Personalmente non sono favorevole a scaricare Immuni, app di tracking. Tante le perplessità. A partire dal nome, o meglio dal naming, come si dice nel marketing. Disciplina della forma, più che della sostanza, intersecherà più volte i destini del progetto, come vedremo. Le parole sono importanti, direbbe Nanni Moretti. Innanzitutto, “Immuni” da che cosa? Al momento, dell’argomento non si sa nulla: né se immunità vi sia né quanto, eventualmente, duri. Perché, allora, chiamare così il software? Per chi non lo ricordasse: le cosiddette “patenti di immunità” sono un’invenzione giornalistica. Non esistono.
In secondo luogo, le partnership. L’app è stata sviluppata da Bending Spoons, software house milanese nota per giochini come il Live quiz, che spopolava mesi fa. Poco male, è una delle prime realtà al mondo nel settore, e immagino abbia le capacità tecniche per fare un buon lavoro, se è stata selezionata. Ma due mesi fa, all’inizio dell’operazione, si dava gran risalto al fatto che l’app fosse realizzata in collaborazione con il Centro Medico Sant’Agostino, catena di centri diagnostici attiva nel nord Italia.
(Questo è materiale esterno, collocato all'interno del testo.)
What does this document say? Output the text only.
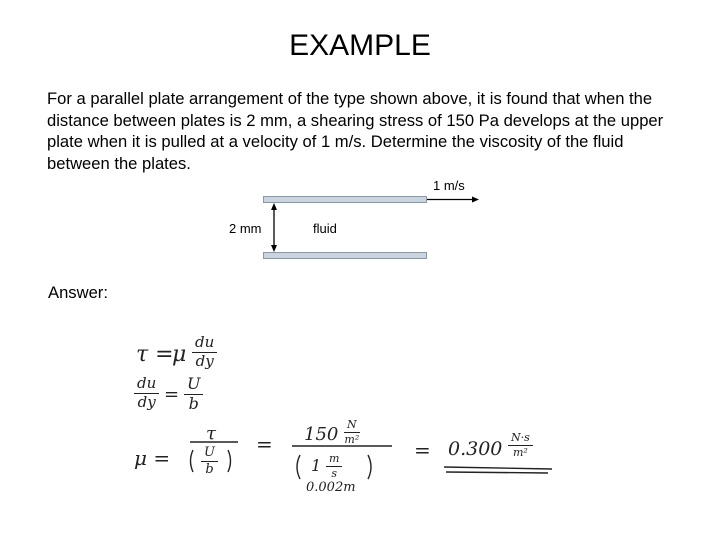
EXAMPLE

For a parallel plate arrangement of the type shown above, it is found that when the distance between plates is 2 mm, a shearing stress of 150 Pa develops at the upper plate when it is pulled at a velocity of 1 m/s. Determine the viscosity of the fluid between the plates.

1 m/s
2 mm	fluid
Answer:
τ =
μ $\frac{du}{dy}$
$\frac{du}{dy} = \frac{U}{b}$
μ =
τ
$\frac{U}{b}$
= $150 \frac{N}{\text{m²}}$
$1 \frac{m}{s}$
0.002m
= $0.300 \frac{N\cdot s}{\text{m²}}$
Clamoroso autogol, dal momento che una delle perplessità principali riguardava la privacy, e la presenza di una società specializzata in quella che potremmo definire “sanità digitale” non rasserenava.
Forse mi sono perso qualcosa, ma dove è finito il Centro Medico? Sul sito di Immuni non ve n’è traccia. Ammetto, certo, che possa essermi sfuggito qualcosa. In tal caso mi scuso. Altrimenti, la domanda è: che fine hanno fatto? Si sono defilati da sé ? Sono stati estromessi?
Quale che sia la risposta, resta il fatto che il Comitato ha selezionato il progetto in presenza di un elemento, come questo, che già di per sé mi pare invalidante. Due parole su Sant’Agostino: è la stessa catena che a inizio emergenza batteva il chiodo sui test sierologici su tutti i media disponibili (quelli che abboccavano: tra essi, molti quotidiani nazionali e reti TV) tramite interviste con l’ad Luca Foresti, più presente sulle testate nazionali di Roberto Speranza, che di mestiere – però – fa il ministro della Salute.
Già a marzo si sapeva che i test sierologici, oltre che non validati da nessun ente, erano completamente inutili per capire se l’infezione da Covid era in corso: il motivo è che non si tratta di uno strumento diagnostico, come ben sanno i medici specialisti in materia. Fallito il pressing delle lobby dei test (almeno in Lombardia), ecco quindi spuntare l’app: Foresti, uscito dalla porta di Milano, è rientrato dalla finestra del ministero a Roma. Così va il mondo.
Aggiungo il fatto che a lungo non sono stati resi noti i criteri di selezione: perché la commessa è stata affidata proprio alla società milanese? In base a quale logica? Altro elemento che non depone a favore della trasparenza, almeno di quella percepita, dal momento che le proposte presentate furono 200.
Infine, il concetto di tracciamento in sé: a me piace poco, ma questa è filosofia morale, ed è del tutto personale. Per convincermi, però, bisogna fare molto meglio di così.
Insomma, una serie di scelte mi rendono pesantemente scettico. Voi che ne pensate?